An early scene in this chapter showed the death of two Autobots, Ratchet and Leadfoot, and mentioned the deaths of several other robots  from the previous films.  There was also the introduction of several new robots on both sides.  Combine that with the wipeout of pretty much every Decepticon in Dark of the Moon and it looks more and more like these movies are two and half hour toy/car commercials.  The real life Camaro that Bumblebee transforms into has been a big seller, so of course he's kept alive throughout the series.  Obviously given the nature of the story, two armies at war, there are going to be casualties.  But the deck clearing strategy both during and between movies becomes a chic and egg thing with the lack of robot character development.  We don't get any development because what's the point if they're just going to get killed anyway, but without any development the deaths don't mean anything.  It would be really nice if the new Autobots we got introduced to made it to and through the next movie, and if whoever emerges to serve Galvatron doesn't get chopped in half during the final battle.

The tangents (again)

They didn't come as early this time, but they still came.  The first was when Wahlberg's Cade Yeager and family escaped with a repaired Optimus Prime and hooked up with the other Autobots.  With Lockdown and the CIA on their backs, they opt for an industrial espionage attempt to expose the company that's working on new robots.  Then later on there's a whole chase sequence between Tucci's CEO character and the main goon working for Grammer's CIA director character.  And then there was Optimus getting captured by Lockdown before the other Autobots rescued him, Galvatron becoming sentient and bringing a new army to life, Lockdown coming back to reclaim Optimus after the Autobots rescued him, the freeing of he Dinobots and convincing them to join up with the Autobots, the big battle between the Autobots and Glavatron's new Decepticons, and the final battle between Optimus and Lockdown.  But wait there's more.  In addition to all of that there's another isubplot involving something called the seed and the Transformers' creators, who we will meet in chapter five or six.
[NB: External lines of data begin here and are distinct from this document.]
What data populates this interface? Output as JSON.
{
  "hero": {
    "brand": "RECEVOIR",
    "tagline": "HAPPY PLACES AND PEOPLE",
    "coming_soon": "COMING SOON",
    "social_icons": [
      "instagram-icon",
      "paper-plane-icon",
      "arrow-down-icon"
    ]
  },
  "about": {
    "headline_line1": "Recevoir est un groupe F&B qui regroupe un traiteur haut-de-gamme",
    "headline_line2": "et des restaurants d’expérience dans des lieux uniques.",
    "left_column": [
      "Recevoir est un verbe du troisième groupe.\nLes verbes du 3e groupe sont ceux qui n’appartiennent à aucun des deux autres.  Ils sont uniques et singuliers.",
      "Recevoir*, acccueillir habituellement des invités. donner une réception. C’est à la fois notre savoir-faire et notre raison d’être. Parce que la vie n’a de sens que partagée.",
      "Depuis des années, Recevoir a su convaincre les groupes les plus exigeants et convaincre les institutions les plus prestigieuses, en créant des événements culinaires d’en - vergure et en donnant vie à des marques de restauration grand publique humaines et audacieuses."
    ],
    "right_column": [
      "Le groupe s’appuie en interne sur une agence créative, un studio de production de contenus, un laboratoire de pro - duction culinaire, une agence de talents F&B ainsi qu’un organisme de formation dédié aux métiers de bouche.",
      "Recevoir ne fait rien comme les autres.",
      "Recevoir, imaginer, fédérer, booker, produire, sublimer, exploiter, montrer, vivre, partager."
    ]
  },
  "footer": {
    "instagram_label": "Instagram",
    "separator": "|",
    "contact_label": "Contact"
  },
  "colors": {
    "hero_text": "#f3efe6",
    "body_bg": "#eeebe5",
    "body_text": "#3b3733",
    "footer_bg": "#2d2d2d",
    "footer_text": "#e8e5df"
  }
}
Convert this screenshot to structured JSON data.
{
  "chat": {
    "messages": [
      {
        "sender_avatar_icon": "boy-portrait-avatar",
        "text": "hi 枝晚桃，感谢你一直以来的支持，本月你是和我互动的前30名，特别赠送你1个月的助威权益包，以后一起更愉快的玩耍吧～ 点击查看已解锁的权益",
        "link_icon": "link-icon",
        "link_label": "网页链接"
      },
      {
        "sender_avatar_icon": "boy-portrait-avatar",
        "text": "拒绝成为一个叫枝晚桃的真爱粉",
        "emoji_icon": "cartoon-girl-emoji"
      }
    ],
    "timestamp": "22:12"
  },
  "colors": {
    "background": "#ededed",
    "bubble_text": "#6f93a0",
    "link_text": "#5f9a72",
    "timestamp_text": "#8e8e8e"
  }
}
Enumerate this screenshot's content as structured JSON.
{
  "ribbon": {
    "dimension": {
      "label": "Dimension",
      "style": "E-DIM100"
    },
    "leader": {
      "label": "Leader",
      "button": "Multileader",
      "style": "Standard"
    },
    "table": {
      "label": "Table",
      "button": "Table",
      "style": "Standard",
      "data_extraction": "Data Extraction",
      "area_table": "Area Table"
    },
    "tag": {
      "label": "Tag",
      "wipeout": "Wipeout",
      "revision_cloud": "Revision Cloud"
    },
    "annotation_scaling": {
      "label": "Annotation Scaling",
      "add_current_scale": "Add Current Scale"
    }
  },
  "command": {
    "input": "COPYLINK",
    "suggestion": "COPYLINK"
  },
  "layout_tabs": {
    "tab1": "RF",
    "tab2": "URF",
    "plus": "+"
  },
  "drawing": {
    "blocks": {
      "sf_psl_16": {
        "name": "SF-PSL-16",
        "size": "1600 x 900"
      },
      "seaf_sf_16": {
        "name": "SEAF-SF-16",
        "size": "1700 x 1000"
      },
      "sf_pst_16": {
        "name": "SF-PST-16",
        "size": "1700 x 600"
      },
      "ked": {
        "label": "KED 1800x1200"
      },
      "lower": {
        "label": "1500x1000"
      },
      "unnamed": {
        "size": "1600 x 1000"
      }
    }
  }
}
The end result was feeling like the movie should be wrapping up while realizing that there was still an hour to go.  This could have been real simple.  While the Autobot reunion happens, Galvatron wakes up, raises the army, and the Autobots go to stop him.  Needing reinforcements they go to the mythical hiding place of the Dinobots and recruit them to help.  The battle ensues, Lockdown comes for Optimus and they fight.  The other Autobots take out the new Decepticons save Galvatron and a few others who escape.  Prime beats Lockdown, movie over. 

In conclusion, despite being better than previous installments this chapter of the Transformers movie saga  still suffers from the same problems.  But until they change Optimus Prime to a pink and purple minivan we're at least going to check in on it and end up paying some amount to see it.